Cinema possesses the power to show us things we’ve never seen before. All it takes is a single image to transform the medium beyond its wildest imagination. The Lumiére brothers showed the world what a train arriving at a station looked like.
Alfred Hitchcock dispatched his unsuspecting protagonist with a shocking murder in her motel shower. Stanley Kubrick took us on an interstellar stargate vortex to a whole other plane of existence. But, most importantly, Mike Cheslik gave us a horse, but not just any horse — the greatest movie horse.

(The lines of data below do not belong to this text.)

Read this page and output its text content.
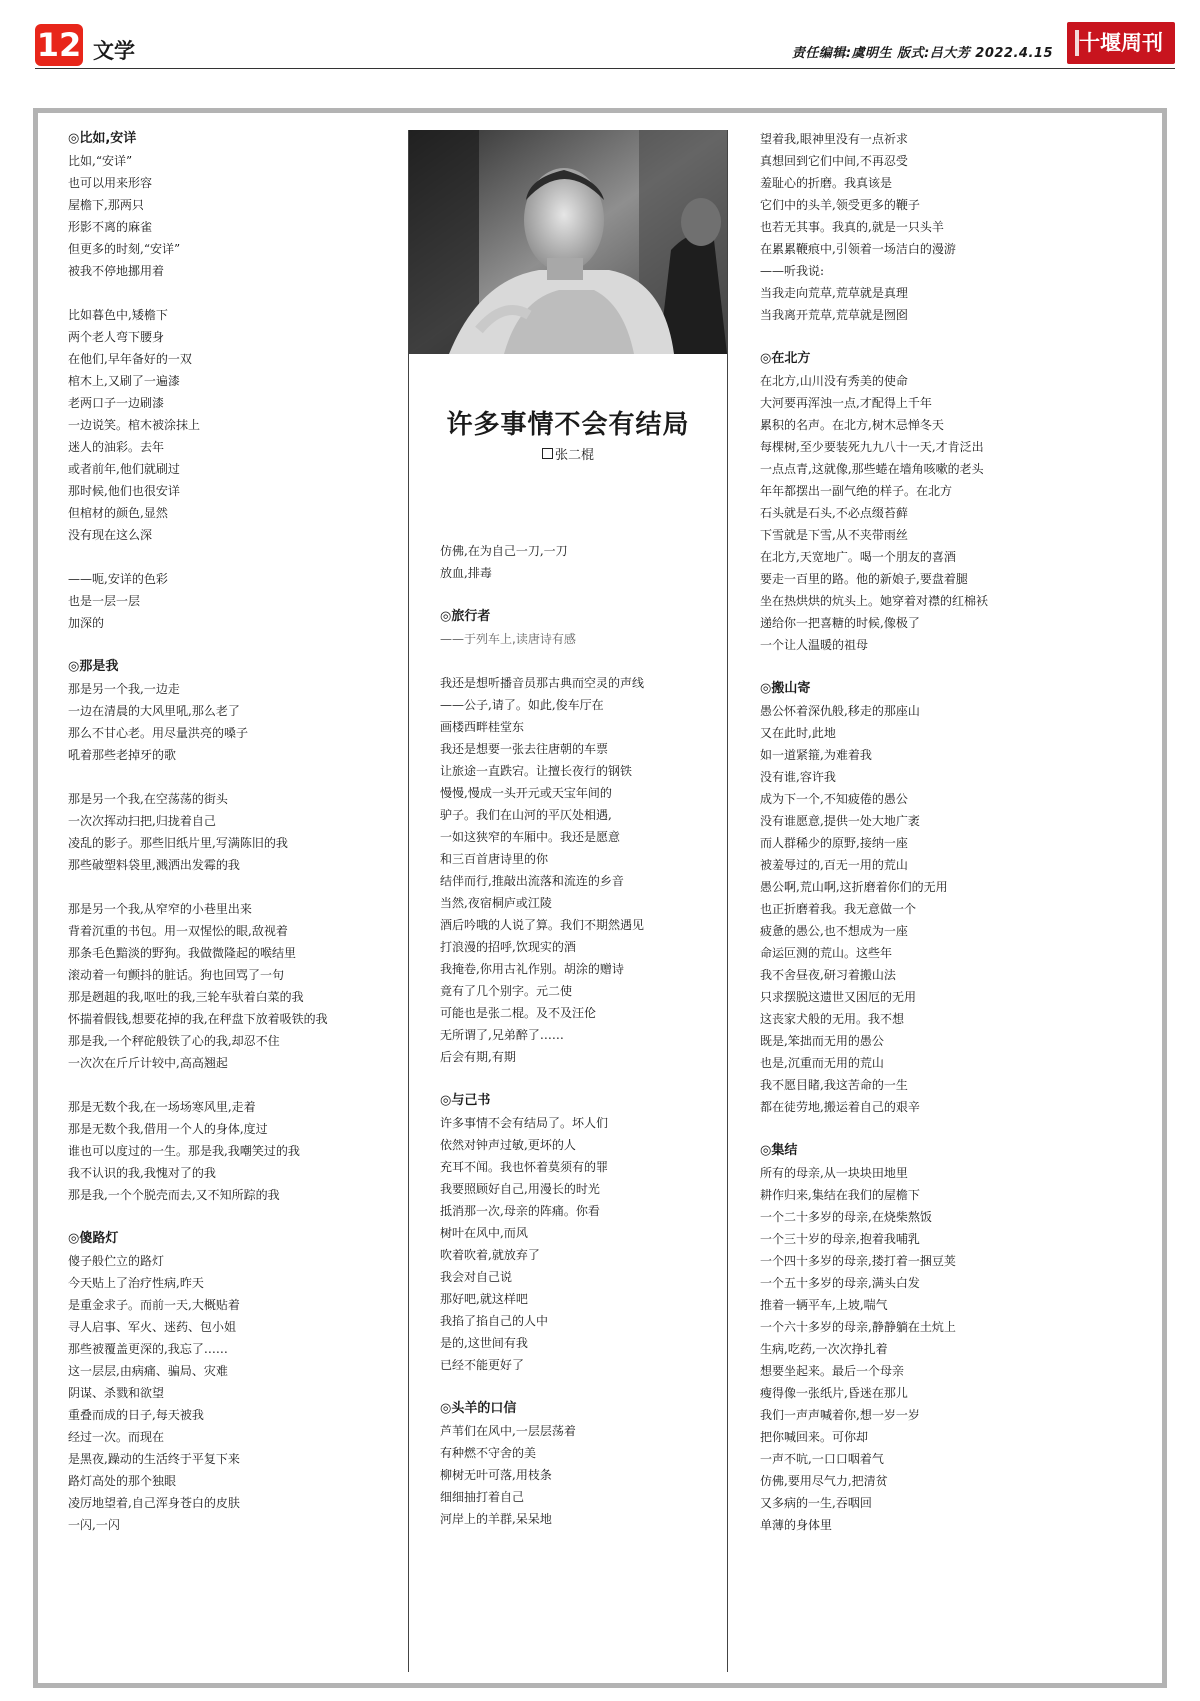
12 文学	责任编辑:虞明生 版式:吕大芳 2022.4.15	十堰周刊
许多事情不会有结局
张二棍
◎比如,安详
比如,“安详”
也可以用来形容
屋檐下,那两只
形影不离的麻雀
但更多的时刻,“安详”
被我不停地挪用着
比如暮色中,矮檐下
两个老人弯下腰身
在他们,早年备好的一双
棺木上,又刷了一遍漆
老两口子一边刷漆
一边说笑。棺木被涂抹上
迷人的油彩。去年
或者前年,他们就刷过
那时候,他们也很安详
但棺材的颜色,显然
没有现在这么深
——呃,安详的色彩
也是一层一层
加深的
◎那是我
那是另一个我,一边走
一边在清晨的大风里吼,那么老了
那么不甘心老。用尽量洪亮的嗓子
吼着那些老掉牙的歌
那是另一个我,在空荡荡的街头
一次次挥动扫把,归拢着自己
凌乱的影子。那些旧纸片里,写满陈旧的我
那些破塑料袋里,溅洒出发霉的我
那是另一个我,从窄窄的小巷里出来
背着沉重的书包。用一双惺忪的眼,敌视着
那条毛色黯淡的野狗。我做微隆起的喉结里
滚动着一句颤抖的脏话。狗也回骂了一句
那是趔趄的我,呕吐的我,三轮车驮着白菜的我
怀揣着假钱,想要花掉的我,在秤盘下放着吸铁的我
那是我,一个秤砣般铁了心的我,却忍不住
一次次在斤斤计较中,高高翘起
那是无数个我,在一场场寒风里,走着
那是无数个我,借用一个人的身体,度过
谁也可以度过的一生。那是我,我嘲笑过的我
我不认识的我,我愧对了的我
那是我,一个个脱壳而去,又不知所踪的我
◎傻路灯
傻子般伫立的路灯
今天贴上了治疗性病,昨天
是重金求子。而前一天,大概贴着
寻人启事、军火、迷药、包小姐
那些被覆盖更深的,我忘了……
这一层层,由病痛、骗局、灾难
阴谋、杀戮和欲望
重叠而成的日子,每天被我
经过一次。而现在
是黑夜,躁动的生活终于平复下来
路灯高处的那个独眼
凌厉地望着,自己浑身苍白的皮肤
一闪,一闪
仿佛,在为自己一刀,一刀
放血,排毒
◎旅行者
——于列车上,读唐诗有感
我还是想听播音员那古典而空灵的声线
——公子,请了。如此,俊车厅在
画楼西畔桂堂东
我还是想要一张去往唐朝的车票
让旅途一直跌宕。让擅长夜行的钢铁
慢慢,慢成一头开元或天宝年间的
驴子。我们在山河的平仄处相遇,
一如这狭窄的车厢中。我还是愿意
和三百首唐诗里的你
结伴而行,推敲出流落和流连的乡音
当然,夜宿桐庐或江陵
酒后吟哦的人说了算。我们不期然遇见
打浪漫的招呼,饮现实的酒
我掩卷,你用古礼作别。胡涂的赠诗
竟有了几个别字。元二使
可能也是张二棍。及不及汪伦
无所谓了,兄弟醉了……
后会有期,有期
◎与己书
许多事情不会有结局了。坏人们
依然对钟声过敏,更坏的人
充耳不闻。我也怀着莫须有的罪
我要照顾好自己,用漫长的时光
抵消那一次,母亲的阵痛。你看
树叶在风中,而风
吹着吹着,就放弃了
我会对自己说
那好吧,就这样吧
我掐了掐自己的人中
是的,这世间有我
已经不能更好了
◎头羊的口信
芦苇们在风中,一层层荡着
有种燃不守舍的美
柳树无叶可落,用枝条
细细抽打着自己
河岸上的羊群,呆呆地
望着我,眼神里没有一点祈求
真想回到它们中间,不再忍受
羞耻心的折磨。我真该是
它们中的头羊,领受更多的鞭子
也若无其事。我真的,就是一只头羊
在累累鞭痕中,引领着一场洁白的漫游
——听我说:
当我走向荒草,荒草就是真理
当我离开荒草,荒草就是囫囵
◎在北方
在北方,山川没有秀美的使命
大河要再浑浊一点,才配得上千年
累积的名声。在北方,树木忌惮冬天
每棵树,至少要装死九九八十一天,才肯泛出
一点点青,这就像,那些蜷在墙角咳嗽的老头
年年都摆出一副气绝的样子。在北方
石头就是石头,不必点缀苔藓
下雪就是下雪,从不夹带雨丝
在北方,天宽地广。喝一个朋友的喜酒
要走一百里的路。他的新娘子,要盘着腿
坐在热烘烘的炕头上。她穿着对襟的红棉袄
递给你一把喜糖的时候,像极了
一个让人温暖的祖母
◎搬山寄
愚公怀着深仇般,移走的那座山
又在此时,此地
如一道紧箍,为难着我
没有谁,容许我
成为下一个,不知疲倦的愚公
没有谁愿意,提供一处大地广袤
而人群稀少的原野,接纳一座
被羞辱过的,百无一用的荒山
愚公啊,荒山啊,这折磨着你们的无用
也正折磨着我。我无意做一个
疲惫的愚公,也不想成为一座
命运叵测的荒山。这些年
我不舍昼夜,研习着搬山法
只求摆脱这遗世又困厄的无用
这丧家犬般的无用。我不想
既是,笨拙而无用的愚公
也是,沉重而无用的荒山
我不愿目睹,我这苦命的一生
都在徒劳地,搬运着自己的艰辛
◎集结
所有的母亲,从一块块田地里
耕作归来,集结在我们的屋檐下
一个二十多岁的母亲,在烧柴熬饭
一个三十岁的母亲,抱着我哺乳
一个四十多岁的母亲,搂打着一捆豆荚
一个五十多岁的母亲,满头白发
推着一辆平车,上坡,喘气
一个六十多岁的母亲,静静躺在土炕上
生病,吃药,一次次挣扎着
想要坐起来。最后一个母亲
瘦得像一张纸片,昏迷在那儿
我们一声声喊着你,想一岁一岁
把你喊回来。可你却
一声不吭,一口口咽着气
仿佛,要用尽气力,把清贫
又多病的一生,吞咽回
单薄的身体里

If you’re wondering why I’m fixated on a horse despite the fact that the feature I’m covering is titled “Hundreds of Beavers,” (aside from it being one of the funniest things I’ve ever seen) it’s because it goes to show how this one running sight gag (in an ocean of them) can leave the kind of impact most contemporary comedies would kill for. The remaining hour and 47 minutes not only cements writer-director-editor-VFX artist Cheslik as a must-watch filmmaker on the rise, but the film itself as a landmark of the genre. Equal parts live-action “Looney Tunes” and ode to the silent clowns, “Hundreds of Beavers” is an awe-inspiringly funny silent comedy adventure about Jean Kayak (Ryland Brickson Cole Tews), a drunken 19th century applejack salesman who falls on hard times after his whole operation goes up in flames.
To get back on his barrel, Kayak takes to becoming a bonafide Wisconsin fur trapper. But the animals he.